Cuando despertó encaminó sus doloridos pies a la tarea de sacar terrones del campo. Aun de noche, el invierno se clavaba en su piel arrugada y áspera. No pudo desasosegarse durante toda la jornada ni despegar de sí la aprensión que le atosigaba. Esperaba la llegada de la tarde para subir la ladera del monte a las afueras del pueblo y llamar a la entrada de la caverna que servía al ermitaño de cobijo. Llevaría algo de pan duro robado y escondido entre los pliegues de su ropa y una jarra pequeña de vino rebajado. Aquello podía costarle diez varas sobre la espalda si le descubrían pero con algo habría de pagar al exorcista de sus miedos cuando le abordara. Cuando tras recorrer a oscuras la senda por temor a los bandidos por fin llegó a la entrada de la cueva era de noche.

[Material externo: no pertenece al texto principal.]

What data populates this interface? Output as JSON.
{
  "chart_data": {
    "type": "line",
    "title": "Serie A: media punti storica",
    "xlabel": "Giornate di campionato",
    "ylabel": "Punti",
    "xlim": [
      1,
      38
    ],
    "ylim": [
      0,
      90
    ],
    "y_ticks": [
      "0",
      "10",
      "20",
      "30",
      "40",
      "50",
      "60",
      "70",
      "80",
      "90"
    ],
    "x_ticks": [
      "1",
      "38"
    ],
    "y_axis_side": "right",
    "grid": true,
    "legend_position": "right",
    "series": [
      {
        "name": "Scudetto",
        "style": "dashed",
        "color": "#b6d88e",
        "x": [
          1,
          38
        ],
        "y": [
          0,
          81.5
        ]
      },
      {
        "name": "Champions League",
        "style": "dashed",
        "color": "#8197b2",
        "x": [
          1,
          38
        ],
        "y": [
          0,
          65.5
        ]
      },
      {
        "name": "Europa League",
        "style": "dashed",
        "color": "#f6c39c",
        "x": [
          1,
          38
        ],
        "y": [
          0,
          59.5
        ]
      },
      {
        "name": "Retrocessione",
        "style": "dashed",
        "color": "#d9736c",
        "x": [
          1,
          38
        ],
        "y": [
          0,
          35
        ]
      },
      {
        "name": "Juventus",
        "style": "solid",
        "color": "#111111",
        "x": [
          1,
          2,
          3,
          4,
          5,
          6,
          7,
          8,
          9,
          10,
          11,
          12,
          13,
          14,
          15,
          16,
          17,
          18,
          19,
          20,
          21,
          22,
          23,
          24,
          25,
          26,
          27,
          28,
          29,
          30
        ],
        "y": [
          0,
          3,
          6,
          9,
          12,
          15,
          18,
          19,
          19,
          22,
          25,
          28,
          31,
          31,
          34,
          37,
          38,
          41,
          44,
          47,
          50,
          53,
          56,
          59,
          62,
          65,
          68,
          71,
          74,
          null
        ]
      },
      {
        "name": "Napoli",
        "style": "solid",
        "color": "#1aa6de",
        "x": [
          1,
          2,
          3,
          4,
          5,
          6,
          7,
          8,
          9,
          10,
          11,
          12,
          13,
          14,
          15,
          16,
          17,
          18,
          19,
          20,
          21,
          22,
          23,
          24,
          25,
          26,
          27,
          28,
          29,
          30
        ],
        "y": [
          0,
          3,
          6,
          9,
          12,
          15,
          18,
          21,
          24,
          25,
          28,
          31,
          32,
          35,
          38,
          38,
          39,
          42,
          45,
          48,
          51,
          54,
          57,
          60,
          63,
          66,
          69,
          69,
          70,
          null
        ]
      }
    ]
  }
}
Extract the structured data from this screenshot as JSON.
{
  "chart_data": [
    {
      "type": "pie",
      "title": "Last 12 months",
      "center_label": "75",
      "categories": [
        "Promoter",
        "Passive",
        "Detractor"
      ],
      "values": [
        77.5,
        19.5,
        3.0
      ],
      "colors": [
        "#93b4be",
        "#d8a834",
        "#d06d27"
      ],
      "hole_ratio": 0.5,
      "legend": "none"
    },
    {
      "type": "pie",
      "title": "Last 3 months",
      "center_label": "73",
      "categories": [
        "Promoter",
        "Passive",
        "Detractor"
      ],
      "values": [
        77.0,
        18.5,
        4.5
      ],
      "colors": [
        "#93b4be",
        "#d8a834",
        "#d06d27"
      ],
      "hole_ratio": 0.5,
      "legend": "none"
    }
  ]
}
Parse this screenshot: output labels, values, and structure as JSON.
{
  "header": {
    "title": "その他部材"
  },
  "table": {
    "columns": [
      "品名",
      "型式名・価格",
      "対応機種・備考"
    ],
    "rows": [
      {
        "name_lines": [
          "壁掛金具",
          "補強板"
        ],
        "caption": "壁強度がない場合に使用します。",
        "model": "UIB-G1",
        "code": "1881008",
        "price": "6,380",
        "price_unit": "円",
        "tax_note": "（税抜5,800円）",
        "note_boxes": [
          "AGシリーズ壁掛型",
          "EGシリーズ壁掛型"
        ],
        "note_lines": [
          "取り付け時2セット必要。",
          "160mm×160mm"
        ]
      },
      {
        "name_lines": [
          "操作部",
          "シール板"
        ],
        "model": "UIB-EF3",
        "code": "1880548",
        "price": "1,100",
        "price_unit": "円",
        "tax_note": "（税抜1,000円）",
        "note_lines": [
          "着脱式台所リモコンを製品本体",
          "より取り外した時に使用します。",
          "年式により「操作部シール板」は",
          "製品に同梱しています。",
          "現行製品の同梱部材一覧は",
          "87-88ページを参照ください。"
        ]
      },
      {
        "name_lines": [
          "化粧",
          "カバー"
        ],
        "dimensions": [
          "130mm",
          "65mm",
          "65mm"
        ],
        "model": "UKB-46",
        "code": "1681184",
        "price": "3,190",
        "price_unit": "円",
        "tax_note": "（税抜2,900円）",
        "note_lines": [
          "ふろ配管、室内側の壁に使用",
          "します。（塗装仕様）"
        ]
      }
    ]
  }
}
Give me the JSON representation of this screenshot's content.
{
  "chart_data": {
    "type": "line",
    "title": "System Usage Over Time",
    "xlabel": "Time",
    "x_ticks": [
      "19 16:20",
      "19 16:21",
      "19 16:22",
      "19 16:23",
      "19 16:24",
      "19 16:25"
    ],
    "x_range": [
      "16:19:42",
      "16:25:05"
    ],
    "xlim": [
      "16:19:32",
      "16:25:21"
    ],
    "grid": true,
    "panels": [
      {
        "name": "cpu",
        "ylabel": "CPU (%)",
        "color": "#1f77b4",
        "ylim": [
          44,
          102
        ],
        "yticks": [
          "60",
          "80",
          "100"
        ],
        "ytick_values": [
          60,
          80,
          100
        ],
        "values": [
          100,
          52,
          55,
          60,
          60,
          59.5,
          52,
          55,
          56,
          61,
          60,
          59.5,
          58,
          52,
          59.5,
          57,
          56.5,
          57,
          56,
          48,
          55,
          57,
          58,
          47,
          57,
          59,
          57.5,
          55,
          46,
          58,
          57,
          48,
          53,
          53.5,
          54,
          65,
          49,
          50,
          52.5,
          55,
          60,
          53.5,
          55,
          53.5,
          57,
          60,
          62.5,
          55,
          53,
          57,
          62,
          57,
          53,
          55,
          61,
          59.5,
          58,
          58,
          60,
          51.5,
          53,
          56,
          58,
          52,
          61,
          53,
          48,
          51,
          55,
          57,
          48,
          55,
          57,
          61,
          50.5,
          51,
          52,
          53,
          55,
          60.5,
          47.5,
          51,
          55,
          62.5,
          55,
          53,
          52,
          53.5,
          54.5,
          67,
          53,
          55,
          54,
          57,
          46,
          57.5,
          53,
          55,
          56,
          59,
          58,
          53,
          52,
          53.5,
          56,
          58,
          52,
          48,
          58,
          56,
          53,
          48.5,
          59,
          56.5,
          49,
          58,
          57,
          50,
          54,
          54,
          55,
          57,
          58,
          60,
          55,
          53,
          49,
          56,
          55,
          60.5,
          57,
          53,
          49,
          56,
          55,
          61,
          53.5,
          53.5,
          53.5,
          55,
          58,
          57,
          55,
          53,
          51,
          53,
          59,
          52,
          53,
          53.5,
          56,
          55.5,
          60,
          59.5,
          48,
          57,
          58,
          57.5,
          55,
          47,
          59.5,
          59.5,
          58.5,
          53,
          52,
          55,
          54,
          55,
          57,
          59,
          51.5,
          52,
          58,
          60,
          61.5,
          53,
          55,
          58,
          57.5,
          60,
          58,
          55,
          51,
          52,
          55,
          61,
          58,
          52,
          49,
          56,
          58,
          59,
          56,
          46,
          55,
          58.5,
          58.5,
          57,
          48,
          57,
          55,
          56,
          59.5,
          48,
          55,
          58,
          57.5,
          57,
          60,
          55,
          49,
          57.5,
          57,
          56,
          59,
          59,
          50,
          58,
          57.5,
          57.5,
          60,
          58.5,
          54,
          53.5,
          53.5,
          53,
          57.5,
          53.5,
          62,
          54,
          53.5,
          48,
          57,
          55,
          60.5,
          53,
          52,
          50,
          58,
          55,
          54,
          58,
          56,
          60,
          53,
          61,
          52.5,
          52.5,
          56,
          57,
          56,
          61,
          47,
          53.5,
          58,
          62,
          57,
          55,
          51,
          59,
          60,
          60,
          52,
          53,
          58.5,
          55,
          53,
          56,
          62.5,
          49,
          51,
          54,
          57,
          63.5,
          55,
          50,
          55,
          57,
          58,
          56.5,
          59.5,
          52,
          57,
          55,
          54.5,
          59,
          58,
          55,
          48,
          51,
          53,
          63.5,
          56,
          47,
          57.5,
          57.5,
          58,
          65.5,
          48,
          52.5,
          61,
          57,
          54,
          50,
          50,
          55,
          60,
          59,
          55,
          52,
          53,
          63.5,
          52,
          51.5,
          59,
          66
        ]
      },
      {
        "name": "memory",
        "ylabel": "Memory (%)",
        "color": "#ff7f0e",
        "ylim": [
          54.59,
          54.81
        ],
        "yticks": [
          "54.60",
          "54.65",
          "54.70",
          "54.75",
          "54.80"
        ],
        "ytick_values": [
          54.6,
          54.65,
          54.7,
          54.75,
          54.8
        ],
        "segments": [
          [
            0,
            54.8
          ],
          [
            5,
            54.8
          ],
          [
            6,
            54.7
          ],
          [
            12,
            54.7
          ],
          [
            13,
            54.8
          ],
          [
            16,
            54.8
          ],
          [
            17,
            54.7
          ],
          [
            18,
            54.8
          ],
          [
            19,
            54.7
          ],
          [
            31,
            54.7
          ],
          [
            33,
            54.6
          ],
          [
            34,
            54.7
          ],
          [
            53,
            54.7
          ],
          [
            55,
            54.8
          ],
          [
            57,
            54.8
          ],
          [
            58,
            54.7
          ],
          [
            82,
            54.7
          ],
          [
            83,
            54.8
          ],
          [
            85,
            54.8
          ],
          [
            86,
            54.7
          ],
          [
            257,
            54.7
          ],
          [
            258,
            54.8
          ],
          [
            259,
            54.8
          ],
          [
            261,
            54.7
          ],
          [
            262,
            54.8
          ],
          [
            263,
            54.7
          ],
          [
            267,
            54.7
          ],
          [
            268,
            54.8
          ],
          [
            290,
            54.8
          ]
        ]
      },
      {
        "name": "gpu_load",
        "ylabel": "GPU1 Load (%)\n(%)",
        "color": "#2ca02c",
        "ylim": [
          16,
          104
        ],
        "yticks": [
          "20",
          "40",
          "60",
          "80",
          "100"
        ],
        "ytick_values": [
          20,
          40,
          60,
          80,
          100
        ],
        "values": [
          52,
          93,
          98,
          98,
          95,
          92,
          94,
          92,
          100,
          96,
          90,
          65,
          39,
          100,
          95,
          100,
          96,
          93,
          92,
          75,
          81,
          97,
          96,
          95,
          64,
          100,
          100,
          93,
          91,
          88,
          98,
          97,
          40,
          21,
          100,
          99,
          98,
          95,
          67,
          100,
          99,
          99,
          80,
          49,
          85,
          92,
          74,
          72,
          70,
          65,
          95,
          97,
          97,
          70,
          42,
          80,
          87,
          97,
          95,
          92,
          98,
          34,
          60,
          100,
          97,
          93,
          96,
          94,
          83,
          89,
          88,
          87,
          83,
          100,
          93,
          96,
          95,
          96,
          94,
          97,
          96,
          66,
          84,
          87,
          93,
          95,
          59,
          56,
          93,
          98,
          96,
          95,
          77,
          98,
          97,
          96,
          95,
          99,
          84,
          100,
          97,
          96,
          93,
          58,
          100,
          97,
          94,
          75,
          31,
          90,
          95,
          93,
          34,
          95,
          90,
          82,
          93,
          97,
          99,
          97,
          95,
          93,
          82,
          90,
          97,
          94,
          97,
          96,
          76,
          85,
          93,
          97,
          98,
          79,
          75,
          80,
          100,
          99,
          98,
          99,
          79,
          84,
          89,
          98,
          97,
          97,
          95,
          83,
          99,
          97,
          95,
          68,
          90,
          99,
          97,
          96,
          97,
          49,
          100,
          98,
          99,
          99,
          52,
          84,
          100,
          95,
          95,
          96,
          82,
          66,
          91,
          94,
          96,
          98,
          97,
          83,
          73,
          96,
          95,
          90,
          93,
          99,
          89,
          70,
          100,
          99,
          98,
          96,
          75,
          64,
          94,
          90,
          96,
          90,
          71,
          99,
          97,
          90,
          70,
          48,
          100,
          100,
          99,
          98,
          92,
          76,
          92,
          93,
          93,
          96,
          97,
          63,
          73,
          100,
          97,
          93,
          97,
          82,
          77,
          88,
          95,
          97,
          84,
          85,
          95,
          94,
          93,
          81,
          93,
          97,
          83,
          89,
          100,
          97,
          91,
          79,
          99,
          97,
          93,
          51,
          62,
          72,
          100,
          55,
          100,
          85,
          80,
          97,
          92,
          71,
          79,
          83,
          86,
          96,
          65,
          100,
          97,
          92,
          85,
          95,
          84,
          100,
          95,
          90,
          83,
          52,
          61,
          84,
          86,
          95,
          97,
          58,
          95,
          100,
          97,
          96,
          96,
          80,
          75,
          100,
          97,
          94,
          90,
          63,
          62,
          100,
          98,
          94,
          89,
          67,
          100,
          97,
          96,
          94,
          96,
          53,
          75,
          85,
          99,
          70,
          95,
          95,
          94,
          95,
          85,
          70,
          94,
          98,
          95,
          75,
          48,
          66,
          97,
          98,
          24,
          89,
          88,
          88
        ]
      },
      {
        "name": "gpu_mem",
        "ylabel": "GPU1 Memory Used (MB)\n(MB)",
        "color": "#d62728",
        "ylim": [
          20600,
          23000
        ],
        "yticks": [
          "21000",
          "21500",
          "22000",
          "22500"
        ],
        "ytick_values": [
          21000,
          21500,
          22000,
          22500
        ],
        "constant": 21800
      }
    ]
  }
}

Contra la fama que se hacían aquel no era huraño ni arisco, sino amable. La larga barba acentuaba la delgadez sarmentosa de lo que se veía de sus brazos y cuello. Tomo suave los alimentos que se le ofrecían acostumbrado al gesto de los pobres. A veces acudían a su vera por consejo o por remedio y se llevaban ambos aun sin que él hiciera nada apenas. Generalmente quien consulta adivinos y exegetas de las escrituras como era su caso traen consigo la solución a sus dudas. Y la llevan en el rostro y la voz para los ojos y oídos entrenados de sus interlocutores. No hubo ceremonia ni liturgia. Tan solo una Biblia abierta por el evangelio de San Juan sobre la que parecía pivotar la cueva.

- ¿Qué nos espera si nos salvamos?¿Cómo es la existencia eterna de los Santos?¿Qué aspecto tienen los cielos? Espetó casi ansioso en cuanto se sentó.